Sa première mission sera de désigner le chef du gouvernement, qui devrait être l'islamiste Hamadi Jebali, du parti Ennahda qui a remporté les élections du 23 octobre. Il devrait renoncer à toute responsabilité dans sa formation.

Procédure critiquée

L'assemblée constituante avait auparavant rejeté neuf candidatures ne répondant pas aux critères retenues par la loi. Certains ne sont pas des élus et d'autres n'ayant le parrainage de quinze élus.

Un député de la «Pétition populaire», troisième force de l'assemblée de l'homme d'affaires londonien Hechmi Haamdi n'avait pas l'âge limite requis de 35 ans. «Je ne vote pas, je dénonce l'exclusion» a protesté un élu de cette Pétition, Brahim Kassas, agitant un panneau.
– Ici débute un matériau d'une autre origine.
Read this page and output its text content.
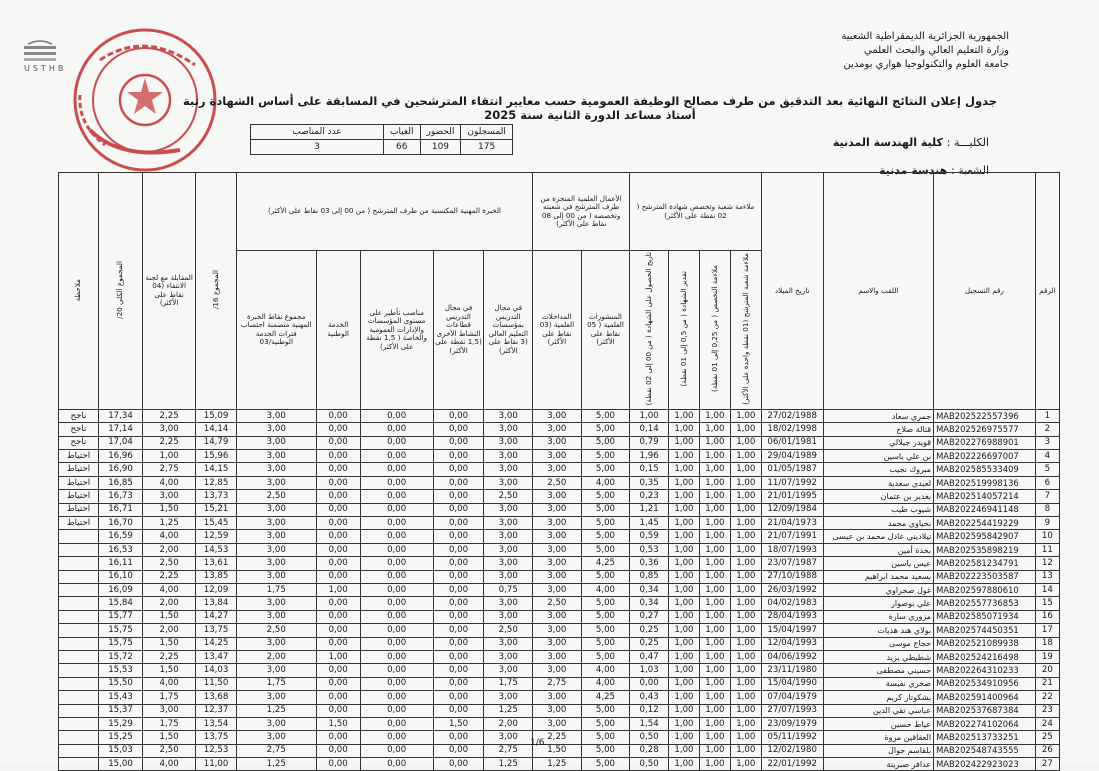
USTHB
الجمهورية الجزائرية الديمقراطية الشعبية
وزارة التعليم العالي والبحث العلمي
جامعة العلوم والتكنولوجيا هواري بومدين
جدول إعلان النتائج النهائية بعد التدقيق من طرف مصالح الوظيفة العمومية حسب معايير انتقاء المترشحين في المسابقة على أساس الشهادة رتبة أستاذ مساعد الدورة الثانية سنة 2025
المسجلون	الحضور	الغياب	عدد المناصب
175	109	66	3	الكليـــة : كلية الهندسة المدنية
الشعبة : هندسة مدنية
الرقم	رقم التسجيل	اللقب والاسم	تاريخ الميلاد	ملاءمة شعبة وتخصص شهادة المترشح ( 02 نقطة على الأكثر)				الأعمال العلمية المنجزة من طرف المترشح في شعبته وتخصصه ( من 00 إلى 08 نقاط على الأكثر)		الخبرة المهنية المكتسبة من طرف المترشح ( من 00 إلى 03 نقاط على الأكثر)					المجموع 16/	المقابلة مع لجنة الانتقاء (04 نقاط على الأكثر)	المجموع الكلي 20/	ملاحظة
				ملاءمة شعبة المترشح (01 نقطة واحدة على الأكثر)	ملاءمة التخصص ( من 0,25 إلى 01 نقطة)	تقدير الشهادة ( من 0,5 إلى 01 نقطة)	تاريخ الحصول على الشهادة ( من 00 إلى 02 نقطة)	المنشورات العلمية ( 05 نقاط على الأكثر)	المداخلات العلمية (03 نقاط على الأكثر)	في مجال التدريس بمؤسسات التعليم العالي (3 نقاط على الأكثر)	في مجال التدريس قطاعات النشاط الأخرى (1,5 نقطة على الأكثر)	مناصب تأطير على مستوى المؤسسات والإدارات العمومية والخاصة ( 1,5 نقطة على الأكثر)	الخدمة الوطنية	مجموع نقاط الخبرة المهنية متضمنة احتساب فترات الخدمة الوطنية/03				
1	MAB202522557396	جمري سعاد	27/02/1988	1,00	1,00	1,00	1,00	5,00	3,00	3,00	0,00	0,00	0,00	3,00	15,09	2,25	17,34	ناجح
2	MAB202526975577	قتالة صلاح	18/02/1998	1,00	1,00	1,00	0,14	5,00	3,00	3,00	0,00	0,00	0,00	3,00	14,14	3,00	17,14	ناجح
3	MAB202276988901	قويدر جيلالي	06/01/1981	1,00	1,00	1,00	0,79	5,00	3,00	3,00	0,00	0,00	0,00	3,00	14,79	2,25	17,04	ناجح
4	MAB202226697007	بن علي ياسين	29/04/1989	1,00	1,00	1,00	1,96	5,00	3,00	3,00	0,00	0,00	0,00	3,00	15,96	1,00	16,96	احتياط
5	MAB202585533409	مبروك نجيب	01/05/1987	1,00	1,00	1,00	0,15	5,00	3,00	3,00	0,00	0,00	0,00	3,00	14,15	2,75	16,90	احتياط
6	MAB202519998136	لعبدي سعدية	11/07/1992	1,00	1,00	1,00	0,35	4,00	2,50	3,00	0,00	0,00	0,00	3,00	12,85	4,00	16,85	احتياط
7	MAB202514057214	بغدير بن عثمان	21/01/1995	1,00	1,00	1,00	0,23	5,00	3,00	2,50	0,00	0,00	0,00	2,50	13,73	3,00	16,73	احتياط
8	MAB202246941148	شيوب طيب	12/09/1984	1,00	1,00	1,00	1,21	5,00	3,00	3,00	0,00	0,00	0,00	3,00	15,21	1,50	16,71	احتياط
9	MAB202254419229	بحياوي محمد	21/04/1973	1,00	1,00	1,00	1,45	5,00	3,00	3,00	0,00	0,00	0,00	3,00	15,45	1,25	16,70	احتياط
10	MAB202595842907	تيلاديني عادل محمد بن عيسى	21/07/1991	1,00	1,00	1,00	0,59	5,00	3,00	3,00	0,00	0,00	0,00	3,00	12,59	4,00	16,59	
11	MAB202535898219	بخدة أمين	18/07/1993	1,00	1,00	1,00	0,53	5,00	3,00	3,00	0,00	0,00	0,00	3,00	14,53	2,00	16,53	
12	MAB202581234791	عيس ياسين	23/07/1987	1,00	1,00	1,00	0,36	4,25	3,00	3,00	0,00	0,00	0,00	3,00	13,61	2,50	16,11	
13	MAB202223503587	بسعيد محمد ابراهيم	27/10/1988	1,00	1,00	1,00	0,85	5,00	3,00	3,00	0,00	0,00	0,00	3,00	13,85	2,25	16,10	
14	MAB202597880610	غول صحراوي	26/03/1992	1,00	1,00	1,00	0,34	4,00	3,00	0,75	0,00	0,00	1,00	1,75	12,09	4,00	16,09	
15	MAB202557736853	علي بوصوار	04/02/1983	1,00	1,00	1,00	0,34	5,00	2,50	3,00	0,00	0,00	0,00	3,00	13,84	2,00	15,84	
16	MAB202585071934	مزوري سارة	28/04/1993	1,00	1,00	1,00	0,27	5,00	3,00	3,00	0,00	0,00	0,00	3,00	14,27	1,50	15,77	
17	MAB202574450351	بولاي هند هديات	15/04/1997	1,00	1,00	1,00	0,25	5,00	3,00	2,50	0,00	0,00	0,00	2,50	13,75	2,00	15,75	
18	MAB202521089938	حجاج موسى	12/04/1993	1,00	1,00	1,00	0,25	5,00	3,00	3,00	0,00	0,00	0,00	3,00	14,25	1,50	15,75	
19	MAB202524216498	شطيطي يزيد	04/06/1992	1,00	1,00	1,00	0,47	5,00	3,00	3,00	0,00	0,00	1,00	2,00	13,47	2,25	15,72	
20	MAB202264310233	حسيني مصطفى	23/11/1980	1,00	1,00	1,00	1,03	4,00	3,00	3,00	0,00	0,00	0,00	3,00	14,03	1,50	15,53	
21	MAB202534910956	صخري نفيسة	15/04/1990	1,00	1,00	1,00	0,00	4,00	2,75	1,75	0,00	0,00	0,00	1,75	11,50	4,00	15,50	
22	MAB202591400964	بشكوتار كريم	07/04/1979	1,00	1,00	1,00	0,43	4,25	3,00	3,00	0,00	0,00	0,00	3,00	13,68	1,75	15,43	
23	MAB202537687384	عباسي تقي الدين	27/07/1993	1,00	1,00	1,00	0,12	5,00	3,00	1,25	0,00	0,00	0,00	1,25	12,37	3,00	15,37	
24	MAB202274102064	عياط حسين	23/09/1979	1,00	1,00	1,00	1,54	5,00	3,00	2,00	1,50	0,00	1,50	3,00	13,54	1,75	15,29	
25	MAB202513733251	العقاقين مروة	05/11/1992	1,00	1,00	1,00	0,50	5,00	2,25	3,00	0,00	0,00	0,00	3,00	13,75	1,50	15,25	
26	MAB202548743555	بلقاسم جوال	12/02/1980	1,00	1,00	1,00	0,28	5,00	1,50	2,75	0,00	0,00	0,00	2,75	12,53	2,50	15,03	
27	MAB202422923023	عدافر صبرينة	22/01/1992	1,00	1,00	1,00	0,50	5,00	1,25	1,25	0,00	0,00	0,00	1,25	11,00	4,00	15,00	
1/6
L'élection de Moncef Marzouki est intervenue selon la procédure prévue par l'article 10 de la loi sur l'organisation des pouvoirs publics provisoires - mini constitution provisoire - approuvée il y a moins de 48 heures.

Les élus de l'opposition se sont concertés pour un vote blanc. «Cette élection a lieu sur la base d'un texte déséquilibré qui donne beaucoup de pouvoir à un chef de gouvernement désigné au détriment d'un président élu», a expliqué un opposant à l'AFP Samir Betaieb, du Pôle démocrate moderniste.